Data di pubblicazione: 03.06.2010 Cronache della regressione. Diventiamo sempre più piccoli, sempre più cattivi, sempre più scemi. L'Unità, 3 giugno 2010 da Eddyburg -------------- Ora la scure per il taglio dei contributi statali agli enti culturali è nelle mani del ministro Bondi. Se seguirà i criteri clientelari utilizzati per i pingui fondi Arcus (molto ai "fedeli", del clan Ghedini ad esempio, nulla ai meritevoli), saremo alla "bassa macelleria culturale". Targata MiBAC. Il suo "pupillo" Sgarbi deve insediarsi a Venezia, al Polo Museale, ma è sospeso per 10 giorni per la condanna definitiva a 6 mesi e 10 giorni di reclusione del '96, "per produzione di documenti falsi e assenteismo" ai danni dello Stato. E poi? Alla faccia dei tagli, avrà un robusto contratto "esterno", da dirigente di prima fascia pari a direttore generale, firmato Bondi da lui definito un incrocio fra don Abbondio e Massimo Boldi. Morta la commedia dell'arte? Per niente. Sopravvive nel cuore dello Stato. Coi nostri soldi. C'è un altro ministro ormai "storico": Maria Stella Gelmini. E' riuscita a ridurre o eliminare le rare ore di Storia dell'arte elemento, si sa, trascurabile in Italia (ignoranti che fate la fila per Caravaggio: era un pittore francese, borgognone, Le Caravage). Via pure negli Istituti Professionali destinati a formare le nuove guide per il turismo culturale. Le quali così faranno la figura di quelle abusive che presentano il Colosseo "opera di Giulio Cesare". Via anche lo studio del diritto per i geometri. Così potranno dire di non sapere nulla di vincoli e di altre bubbole sul paesaggio. E la musica, la sua storia? Inessenziali, zero via zero. E pensare che Radio3 Rai ha aumentato del 60 gli ascolti da quando è di nuovo, con Marino Sinibaldi, rete culturale, e che Rai3 ha segnato uno splendido 15,5 di share con BarenboimChopin da Fazio. La domanda culturale c'è, da fame autentica. Ma a cosa ridurranno l'offerta?

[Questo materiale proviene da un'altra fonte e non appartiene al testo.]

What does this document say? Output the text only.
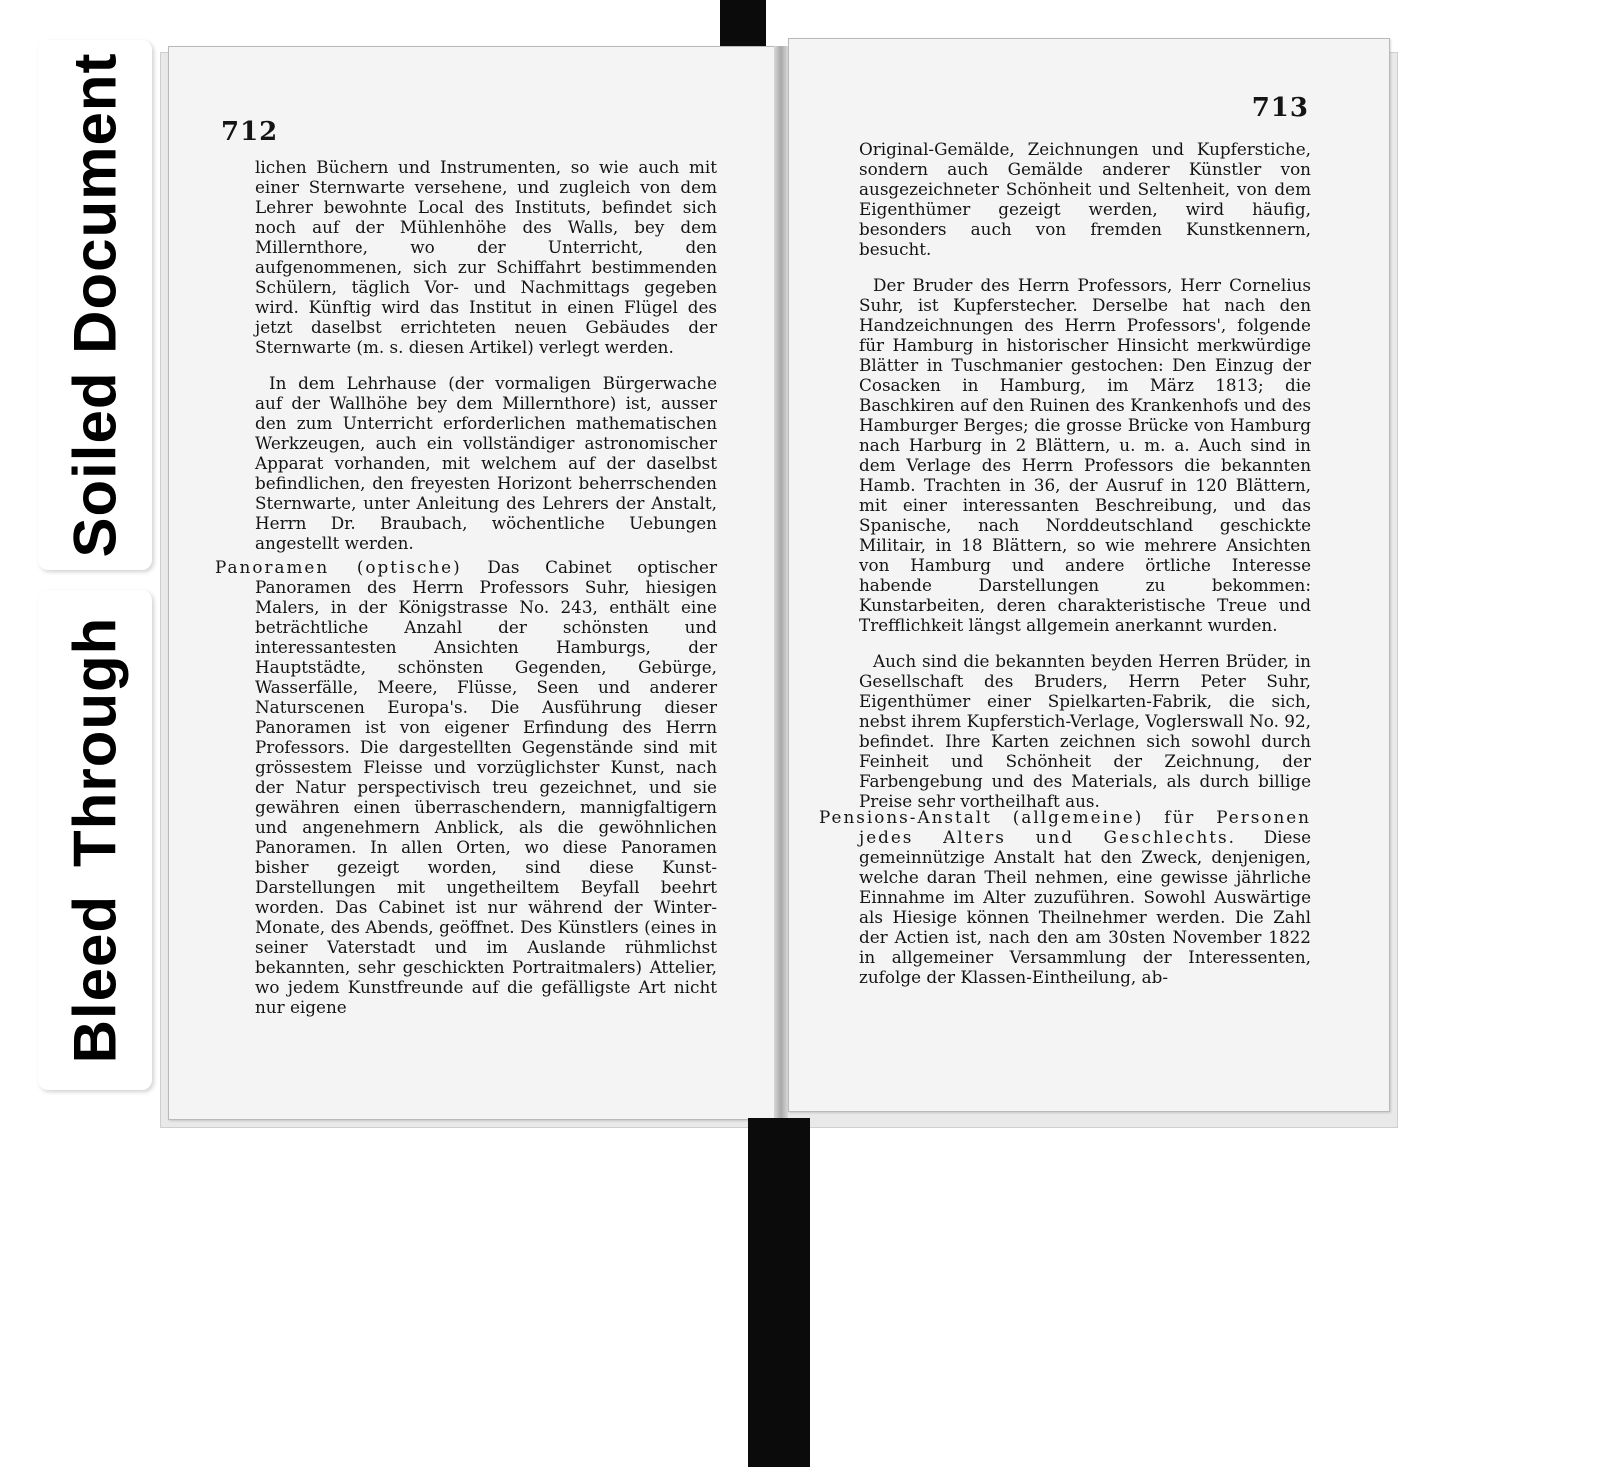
Soiled Document
BleedThrough
712

lichen Büchern und Instrumenten, so wie auch mit einer Sternwarte versehene, und zugleich von dem Lehrer bewohnte Local des Instituts, befindet sich noch auf der Mühlenhöhe des Walls, bey dem Millernthore, wo der Unterricht, den aufgenommenen, sich zur Schiffahrt bestimmenden Schülern, täglich Vor- und Nachmittags gegeben wird. Künftig wird das Institut in einen Flügel des jetzt daselbst errichteten neuen Gebäudes der Sternwarte (m. s. diesen Artikel) verlegt werden.

In dem Lehrhause (der vormaligen Bürgerwache auf der Wallhöhe bey dem Millernthore) ist, ausser den zum Unterricht erforderlichen mathematischen Werkzeugen, auch ein vollständiger astronomischer Apparat vorhanden, mit welchem auf der daselbst befindlichen, den freyesten Horizont beherrschenden Sternwarte, unter Anleitung des Lehrers der Anstalt, Herrn Dr. Braubach, wöchentliche Uebungen angestellt werden.

Panoramen (optische) Das Cabinet optischer Panoramen des Herrn Professors Suhr, hiesigen Malers, in der Königstrasse No. 243, enthält eine beträchtliche Anzahl der schönsten und interessantesten Ansichten Hamburgs, der Hauptstädte, schönsten Gegenden, Gebürge, Wasserfälle, Meere, Flüsse, Seen und anderer Naturscenen Europa's. Die Ausführung dieser Panoramen ist von eigener Erfindung des Herrn Professors. Die dargestellten Gegenstände sind mit grössestem Fleisse und vorzüglichster Kunst, nach der Natur perspectivisch treu gezeichnet, und sie gewähren einen überraschendern, mannigfaltigern und angenehmern Anblick, als die gewöhnlichen Panoramen. In allen Orten, wo diese Panoramen bisher gezeigt worden, sind diese Kunst-Darstellungen mit ungetheiltem Beyfall beehrt worden. Das Cabinet ist nur während der Winter-Monate, des Abends, geöffnet. Des Künstlers (eines in seiner Vaterstadt und im Auslande rühmlichst bekannten, sehr geschickten Portraitmalers) Attelier, wo jedem Kunstfreunde auf die gefälligste Art nicht nur eigene

713

Original-Gemälde, Zeichnungen und Kupferstiche, sondern auch Gemälde anderer Künstler von ausgezeichneter Schönheit und Seltenheit, von dem Eigenthümer gezeigt werden, wird häufig, besonders auch von fremden Kunstkennern, besucht.

Der Bruder des Herrn Professors, Herr Cornelius Suhr, ist Kupferstecher. Derselbe hat nach den Handzeichnungen des Herrn Professors', folgende für Hamburg in historischer Hinsicht merkwürdige Blätter in Tuschmanier gestochen: Den Einzug der Cosacken in Hamburg, im März 1813; die Baschkiren auf den Ruinen des Krankenhofs und des Hamburger Berges; die grosse Brücke von Hamburg nach Harburg in 2 Blättern, u. m. a. Auch sind in dem Verlage des Herrn Professors die bekannten Hamb. Trachten in 36, der Ausruf in 120 Blättern, mit einer interessanten Beschreibung, und das Spanische, nach Norddeutschland geschickte Militair, in 18 Blättern, so wie mehrere Ansichten von Hamburg und andere örtliche Interesse habende Darstellungen zu bekommen: Kunstarbeiten, deren charakteristische Treue und Trefflichkeit längst allgemein anerkannt wurden.

Auch sind die bekannten beyden Herren Brüder, in Gesellschaft des Bruders, Herrn Peter Suhr, Eigenthümer einer Spielkarten-Fabrik, die sich, nebst ihrem Kupferstich-Verlage, Voglerswall No. 92, befindet. Ihre Karten zeichnen sich sowohl durch Feinheit und Schönheit der Zeichnung, der Farbengebung und des Materials, als durch billige Preise sehr vortheilhaft aus.

Pensions-Anstalt (allgemeine) für Personen jedes Alters und Geschlechts. Diese gemeinnützige Anstalt hat den Zweck, denjenigen, welche daran Theil nehmen, eine gewisse jährliche Einnahme im Alter zuzuführen. Sowohl Auswärtige als Hiesige können Theilnehmer werden. Die Zahl der Actien ist, nach den am 30sten November 1822 in allgemeiner Versammlung der Interessenten, zufolge der Klassen-Eintheilung, ab-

La cultura rischia la fame
Il ministro della cultura Bondi ha deciso di tagliare i contributi statali agli enti culturali. Il taglio è previsto per essere effettuato in base ai criteri clientelari, come quelli utilizzati per i fondi Arcus. Ciò potrebbe portare a una "bassa macelleria culturale". Il ministro Sgarbi, che dovrebbe insediarsi al Polo Museale di Venezia, è sospeso per 10 giorni per una condanna definitiva a 6 mesi e 10 giorni di reclusione. Il suo contratto di lavoro sarà "esterno", con un salario pari a quello di un direttore generale. Il ministro Gelmini ha deciso di eliminare le ore di Storia dell'arte nelle scuole e negli Istituti Professionali.